Jim Bizzocchi discusses Run Lola Run as adopting a narrative database since it is “a highly structured set of parallel plot events…[compelling] the viewer to examine the relationship between the consistency of event iteration and variation in event outcome.” Ultimately Bizzocchi decides of Run Lola Run: “if cinema does not afford explicit physical interaction, it can and does support implicit psychological interaction.” Certainly all films generate a degree of interactivity (in the most general sense) But I aim to research ‘higher level interaction,’ where films more closely resemble hypernarration than traditioanl film narration in the way they present time, space, and causal relations. Besides Run Lola Run, other examples include Short Cuts, Time Code, The Norman Conquests, and Rashomon. (all briefly mentioned by Bizzocchi, but not thoroughly examined) (Perhaps Mulholland Drive and Slacker would be interesting to look at as well) These films involve the construction of a complex narrative database requiring viewers to work harder to make plot connections. What can we learn from these films in relation to new media narration? How does their form and style tailor the story and to what effect?
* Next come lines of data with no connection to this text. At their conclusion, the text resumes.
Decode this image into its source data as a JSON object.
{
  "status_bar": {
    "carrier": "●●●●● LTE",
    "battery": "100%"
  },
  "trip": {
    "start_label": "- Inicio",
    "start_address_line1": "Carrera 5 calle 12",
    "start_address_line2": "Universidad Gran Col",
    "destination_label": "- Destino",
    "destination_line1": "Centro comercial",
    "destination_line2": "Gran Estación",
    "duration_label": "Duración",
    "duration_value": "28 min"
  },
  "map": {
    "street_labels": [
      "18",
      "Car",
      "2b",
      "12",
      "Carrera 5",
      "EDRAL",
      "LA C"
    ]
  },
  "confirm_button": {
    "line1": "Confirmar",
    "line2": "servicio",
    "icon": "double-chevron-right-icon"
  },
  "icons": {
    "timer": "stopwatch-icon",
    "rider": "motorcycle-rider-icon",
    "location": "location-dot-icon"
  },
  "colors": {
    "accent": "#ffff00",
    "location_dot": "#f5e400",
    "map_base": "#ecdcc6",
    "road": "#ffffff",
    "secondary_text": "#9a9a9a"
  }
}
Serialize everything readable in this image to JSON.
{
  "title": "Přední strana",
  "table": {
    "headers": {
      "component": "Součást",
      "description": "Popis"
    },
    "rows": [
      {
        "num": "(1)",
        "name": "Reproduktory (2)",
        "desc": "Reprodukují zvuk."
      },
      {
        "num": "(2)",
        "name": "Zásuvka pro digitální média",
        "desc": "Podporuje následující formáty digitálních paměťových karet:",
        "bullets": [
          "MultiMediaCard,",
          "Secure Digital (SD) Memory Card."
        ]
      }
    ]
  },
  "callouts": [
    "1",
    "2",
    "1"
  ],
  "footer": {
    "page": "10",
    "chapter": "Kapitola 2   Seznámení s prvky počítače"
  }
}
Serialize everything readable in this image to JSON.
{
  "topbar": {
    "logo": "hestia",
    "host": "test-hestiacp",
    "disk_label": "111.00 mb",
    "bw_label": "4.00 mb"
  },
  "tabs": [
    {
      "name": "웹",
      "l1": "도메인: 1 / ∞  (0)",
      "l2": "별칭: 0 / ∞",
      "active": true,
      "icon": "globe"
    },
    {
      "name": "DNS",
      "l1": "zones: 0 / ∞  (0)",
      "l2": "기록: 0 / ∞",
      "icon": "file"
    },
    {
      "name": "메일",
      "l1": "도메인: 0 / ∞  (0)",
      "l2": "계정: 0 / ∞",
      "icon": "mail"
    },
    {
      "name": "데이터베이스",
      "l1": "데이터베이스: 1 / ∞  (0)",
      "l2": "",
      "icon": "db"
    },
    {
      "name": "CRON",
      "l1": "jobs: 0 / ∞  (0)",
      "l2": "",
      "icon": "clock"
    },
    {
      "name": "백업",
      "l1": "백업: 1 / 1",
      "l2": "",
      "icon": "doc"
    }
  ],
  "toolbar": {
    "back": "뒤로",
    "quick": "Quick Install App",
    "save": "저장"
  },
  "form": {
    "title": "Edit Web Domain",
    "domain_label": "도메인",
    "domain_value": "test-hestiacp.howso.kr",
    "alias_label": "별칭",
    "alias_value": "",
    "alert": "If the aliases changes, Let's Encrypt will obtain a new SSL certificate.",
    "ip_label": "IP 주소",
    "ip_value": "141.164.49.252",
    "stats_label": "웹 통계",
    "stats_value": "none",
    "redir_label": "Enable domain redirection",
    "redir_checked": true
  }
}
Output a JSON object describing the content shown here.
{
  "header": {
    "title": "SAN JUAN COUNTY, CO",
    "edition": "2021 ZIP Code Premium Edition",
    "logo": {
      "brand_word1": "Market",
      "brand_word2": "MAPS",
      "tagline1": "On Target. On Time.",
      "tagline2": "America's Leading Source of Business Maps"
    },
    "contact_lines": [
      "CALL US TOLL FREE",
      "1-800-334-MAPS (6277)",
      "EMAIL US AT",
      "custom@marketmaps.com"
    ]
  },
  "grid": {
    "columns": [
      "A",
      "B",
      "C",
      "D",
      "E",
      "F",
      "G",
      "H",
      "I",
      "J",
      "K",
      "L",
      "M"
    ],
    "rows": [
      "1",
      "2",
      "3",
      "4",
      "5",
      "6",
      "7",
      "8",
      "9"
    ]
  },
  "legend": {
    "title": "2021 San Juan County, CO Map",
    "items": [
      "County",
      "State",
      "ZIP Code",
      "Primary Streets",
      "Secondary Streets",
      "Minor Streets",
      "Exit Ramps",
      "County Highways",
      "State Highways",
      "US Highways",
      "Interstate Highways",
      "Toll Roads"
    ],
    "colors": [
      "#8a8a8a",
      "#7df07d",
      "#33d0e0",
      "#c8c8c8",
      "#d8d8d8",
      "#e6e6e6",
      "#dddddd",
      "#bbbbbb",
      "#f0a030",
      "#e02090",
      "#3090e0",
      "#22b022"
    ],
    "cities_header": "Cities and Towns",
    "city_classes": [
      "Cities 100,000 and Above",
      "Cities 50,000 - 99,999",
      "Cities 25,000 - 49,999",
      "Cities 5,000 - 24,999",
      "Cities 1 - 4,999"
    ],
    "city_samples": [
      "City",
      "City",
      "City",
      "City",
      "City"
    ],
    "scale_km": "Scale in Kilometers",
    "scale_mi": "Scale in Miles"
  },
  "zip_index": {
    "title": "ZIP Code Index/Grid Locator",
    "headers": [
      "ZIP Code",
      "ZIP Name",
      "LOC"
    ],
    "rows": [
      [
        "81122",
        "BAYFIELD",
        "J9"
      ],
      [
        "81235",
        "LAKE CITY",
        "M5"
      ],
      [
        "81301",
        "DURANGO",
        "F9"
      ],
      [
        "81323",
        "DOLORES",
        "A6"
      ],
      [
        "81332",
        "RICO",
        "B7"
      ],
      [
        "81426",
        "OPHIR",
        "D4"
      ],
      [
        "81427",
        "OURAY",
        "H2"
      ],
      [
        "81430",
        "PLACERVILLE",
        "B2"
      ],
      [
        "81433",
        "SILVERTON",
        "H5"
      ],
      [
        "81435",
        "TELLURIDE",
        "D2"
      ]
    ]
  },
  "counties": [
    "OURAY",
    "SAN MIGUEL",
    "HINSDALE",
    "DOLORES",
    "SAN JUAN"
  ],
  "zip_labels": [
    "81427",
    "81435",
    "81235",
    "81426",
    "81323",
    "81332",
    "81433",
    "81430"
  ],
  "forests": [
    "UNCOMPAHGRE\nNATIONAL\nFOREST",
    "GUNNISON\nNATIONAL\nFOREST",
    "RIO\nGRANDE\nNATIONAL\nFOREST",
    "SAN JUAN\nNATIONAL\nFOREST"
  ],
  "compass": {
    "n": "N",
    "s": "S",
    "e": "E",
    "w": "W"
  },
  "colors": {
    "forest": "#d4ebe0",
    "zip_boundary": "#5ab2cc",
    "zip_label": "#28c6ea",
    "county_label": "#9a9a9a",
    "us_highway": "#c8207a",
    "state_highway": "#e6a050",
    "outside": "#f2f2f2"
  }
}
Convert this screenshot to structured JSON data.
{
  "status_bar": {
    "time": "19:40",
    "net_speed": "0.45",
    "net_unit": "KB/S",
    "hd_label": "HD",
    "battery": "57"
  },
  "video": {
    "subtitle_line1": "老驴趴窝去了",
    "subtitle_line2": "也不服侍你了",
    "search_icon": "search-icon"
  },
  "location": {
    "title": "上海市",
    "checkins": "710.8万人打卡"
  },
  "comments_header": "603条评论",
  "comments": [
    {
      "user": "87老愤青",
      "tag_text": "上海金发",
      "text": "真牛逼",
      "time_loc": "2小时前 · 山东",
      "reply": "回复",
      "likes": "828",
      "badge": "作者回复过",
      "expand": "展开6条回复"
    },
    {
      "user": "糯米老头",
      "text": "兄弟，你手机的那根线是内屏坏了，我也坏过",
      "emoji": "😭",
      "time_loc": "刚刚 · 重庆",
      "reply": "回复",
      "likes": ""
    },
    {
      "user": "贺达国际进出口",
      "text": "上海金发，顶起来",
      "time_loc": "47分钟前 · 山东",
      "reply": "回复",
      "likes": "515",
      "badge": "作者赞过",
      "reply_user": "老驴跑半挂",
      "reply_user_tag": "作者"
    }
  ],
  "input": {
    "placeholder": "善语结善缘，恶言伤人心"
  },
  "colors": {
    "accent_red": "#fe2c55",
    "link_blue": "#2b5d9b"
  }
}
I wish to research how the films relate to Salen and Zimmerman’s four levels of interactivity in Rules of Play and how they compare to various hypertextual works such as Afternoon, Hot Norman, and Patchwork Girl.

Preliminary Thesis: Films containing narrative databases are useful tools in understanding the potential for new media narration since they provide a framework for introducing a higher degree of interactivity without compromising narrativity.

Sources:
Bizzocchi, Jim. “Run, Lola, Run: Film as Narrative Database.” MIT Paper.

Harries, Dan. The New Media Book. London: British Film Institute, 2002.

King, Geoff, and Tanya Kryzywinska. ScreenPlay: cinema/videogames/interfaces. London: Wallflower Press, 2002.

Manovich, Lev. The Language of New Media. Cambridge, MA: The MIT Press, 2000.

Murray, Janet. Hamlet on the Holodeck: The Future of Narrative in Cyberspace. New York, NY: The Free Press, 1997.

Rieser, Martin, and Andrea Zapp. New Screen Media: Cinema/Art/Narrative. London: British Film Institute, 2002.

Salen, Katie, and Eric Zimmerman. Rules of Play: Game Design and Fundamentals. Cambridge, MA: The MIT Press, 2004.

Scholder, Amy, and Eric Zimmerman. Game Design and Game Culture. New York, NY: Peter Lang Publishing, 2003.

Wardrip-Fruin, Noah, and Pat Harrigan. First Person: New Media as Story, Performance, and Game. Cambridge, MA: MIT Press, 2004.